Teams spent up to four hours a day on Wednesday and Thursday doing sit-downs with individual players. A number of players, including Tristan Thompson, Fredette, Walker, Jordan Hamilton and Josh Selby, had great interviews according to team sources.

But not all of them went well. One NBA team told me of an interview with a prospect that was a bit rockier. They asked him if he had any friends in the NBA. He said he did. They asked him what his friends had told him about making it in the league. He said, "They told me it's going to be easy. The NBA is the easy life." Ummm ... not what the team wanted to hear.


ESPN.com obtained a copy of the NBA pre-draft camp anthropometric measurements Friday morning. There weren't a lot of huge revelations in the measurements (you can check out the full list here), but there were some interesting highlights:

• Projected No. 1 pick Irving measured well. Irving was 6-foot-1.75 in socks and 6-3.5 in shoes with a 6-4 wingspan. That's good size for an NBA point guard.

• Arizona's Williams measured pretty well too. He was 6-7.25 in socks and 6-8.75 in shoes. That's a tad undersized for a power forward, but he had a 7-1.25 wingspan and a 9-foot standing reach. Both good numbers for a 4 and great numbers if he's a 3.
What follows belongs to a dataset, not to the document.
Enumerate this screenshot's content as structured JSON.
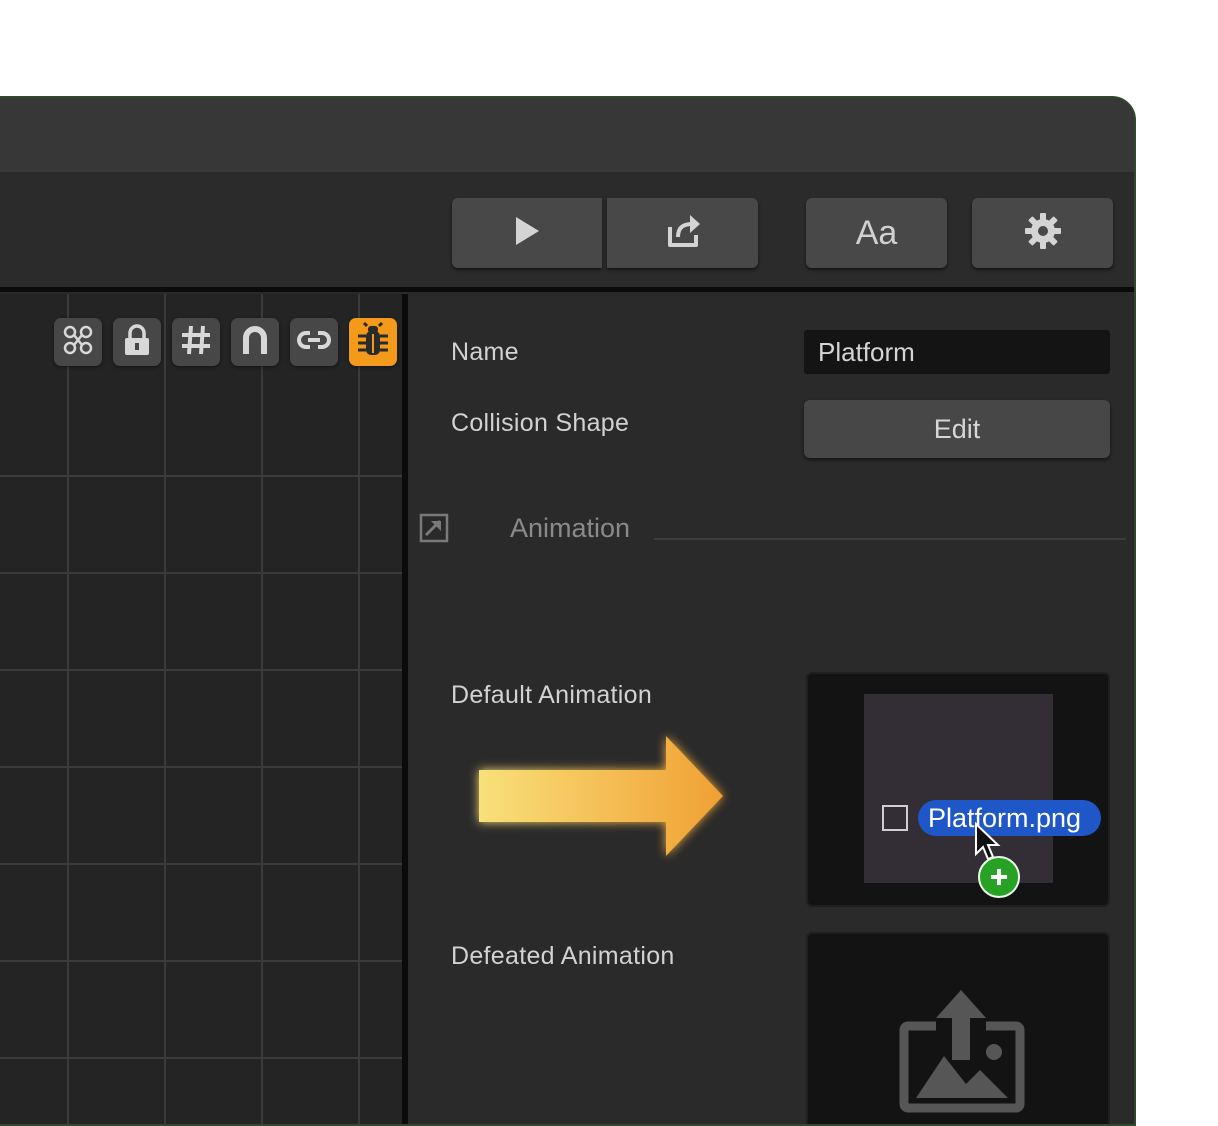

• Turkey's Kanter posted good measurables: 6-9.75 in socks and 6-11.25 in shoes with a good 7-1.5 wing and a 9-1.5 standing reach.

• Tyler measured with the biggest wingspan -- a whopping 7-5. He also had the largest standing reach at 9-4.5.

• Providence's Brooks had the biggest wingspan among guards with a crazy 7-1 span. He's longer than twins Marcus and Markieff Morris.